Одна из старейших докторов-патологоанатомов, маленькая интеллигентная женщина-доцент, сказала им:
— Ну что же вы так швыряете труп-то? Это ведь человек был.
— Не волнуйтесь, Рахиль Израилевна, уж вас-то мы аккуратно уложим.
Был среди тех санитаров один уродливый косоглазый мужичок-коротышка. Как-то раз в больницу привезли молодую женщину, которая выбросилась из окна и умерла в приемном покое. Пока она была жива, ее обследовали разные специалисты, и гинекологи определили, что ее девственная плева не была нарушена, то есть ее не насиловали. А на вскрытии трупа обнаружили, что она нарушена. Что за загадка? И тут выяснилось, что тот уродливый санитар оказался некрофилом — его случайно застали за этим занятием.
Вот с этим народом я тоже связался в своей работе над диссертацией (чего только не приходится делать ученому!). За спирт и водку они давали мне знать, что есть подходящий труп, и помогали принести его из холодильника в секционный зал.
Выкроив лоскут из фасции трупа, я тут же мчался в лабораторию к физикам, с которыми тоже познакомился и подружился. Только по дружбе они позволили мне испытывать на их аппаратах ткань мертвецов (по закону этого делать нельзя).
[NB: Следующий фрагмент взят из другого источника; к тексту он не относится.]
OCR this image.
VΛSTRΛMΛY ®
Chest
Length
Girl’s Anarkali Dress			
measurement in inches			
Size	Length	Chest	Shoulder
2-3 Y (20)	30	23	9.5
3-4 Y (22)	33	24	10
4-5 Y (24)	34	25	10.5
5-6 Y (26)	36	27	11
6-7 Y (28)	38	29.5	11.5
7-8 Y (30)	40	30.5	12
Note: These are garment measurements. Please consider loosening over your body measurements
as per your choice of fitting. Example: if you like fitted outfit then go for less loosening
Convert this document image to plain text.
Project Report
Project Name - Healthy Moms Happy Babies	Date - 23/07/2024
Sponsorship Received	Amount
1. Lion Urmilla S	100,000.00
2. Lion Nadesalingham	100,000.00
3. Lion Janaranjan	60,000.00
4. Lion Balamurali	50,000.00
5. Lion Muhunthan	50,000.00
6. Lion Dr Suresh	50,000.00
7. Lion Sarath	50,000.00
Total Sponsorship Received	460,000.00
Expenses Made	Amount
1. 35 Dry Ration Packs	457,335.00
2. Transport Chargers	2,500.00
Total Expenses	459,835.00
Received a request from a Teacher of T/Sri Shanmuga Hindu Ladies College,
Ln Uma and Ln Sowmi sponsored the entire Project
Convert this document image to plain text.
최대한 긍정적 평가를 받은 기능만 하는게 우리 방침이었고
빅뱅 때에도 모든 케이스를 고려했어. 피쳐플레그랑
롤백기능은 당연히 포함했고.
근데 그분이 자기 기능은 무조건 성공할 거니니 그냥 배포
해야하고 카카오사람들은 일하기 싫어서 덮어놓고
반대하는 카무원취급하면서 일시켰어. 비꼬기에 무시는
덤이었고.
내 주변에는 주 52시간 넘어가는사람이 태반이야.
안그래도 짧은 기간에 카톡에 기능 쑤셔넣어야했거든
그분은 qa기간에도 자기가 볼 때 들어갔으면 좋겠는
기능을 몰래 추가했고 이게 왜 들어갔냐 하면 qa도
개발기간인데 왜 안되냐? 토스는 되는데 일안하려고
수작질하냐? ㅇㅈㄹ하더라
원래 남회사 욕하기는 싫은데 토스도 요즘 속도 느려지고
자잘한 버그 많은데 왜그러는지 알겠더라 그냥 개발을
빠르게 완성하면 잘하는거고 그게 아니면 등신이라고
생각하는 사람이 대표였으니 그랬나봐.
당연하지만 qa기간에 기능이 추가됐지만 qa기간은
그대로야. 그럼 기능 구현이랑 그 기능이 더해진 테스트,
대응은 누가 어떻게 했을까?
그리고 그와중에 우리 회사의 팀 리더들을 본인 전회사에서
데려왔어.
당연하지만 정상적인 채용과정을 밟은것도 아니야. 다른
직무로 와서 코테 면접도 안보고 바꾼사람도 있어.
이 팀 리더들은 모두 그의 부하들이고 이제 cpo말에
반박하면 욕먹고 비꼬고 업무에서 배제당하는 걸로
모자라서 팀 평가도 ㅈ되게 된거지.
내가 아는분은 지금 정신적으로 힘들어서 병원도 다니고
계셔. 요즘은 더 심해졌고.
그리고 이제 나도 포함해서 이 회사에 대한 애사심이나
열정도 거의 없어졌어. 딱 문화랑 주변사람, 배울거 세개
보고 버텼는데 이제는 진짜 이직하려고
Я проводил эксперименты по прочности фасции и капроновой ткани на растягивание.
Физики, четвертая профессиональная группа моих новых знакомых, были прямой противоположностью тем санитарам: интеллигентные люди с разными интересами, приятные в общении. Под их руководством и с их советами я выяснил, что капроновая ткань не уступает фасции в прочности. Это было большой победой: теперь я мог вживлять ее в ткань. Но есть строгое научное правило: прежде, чем делать что-либо на человеке, необходимо испытать это на животных. Даже была такая злая шутка: чем отличались классики марксизма-ленинизма от настоящих ученых? Тем, что они проводили эксперимент по своей теории на людях, не попробовав сначала на животных.
Для экспериментов на животных я связался с институтом экспериментальной хирургии. Там судьба свела меня вплотную с профессором Анатолием Геселевичем, уволенным с заведования кафедрой и изгнанным десять лет назад, когда я был начинающим студентом. После многих лет мытарств Геселевич смог, наконец, устроиться заведующим лабораторией того института. Ему уже было за шестьдесят. Годы, страдания и унижения состарили его, но ум его все еще был светлый и ясный. Я объяснил:
— Анатолий Михайлович, я ездил к профессору Фридланду и получил его разрешение модифицировать операцию.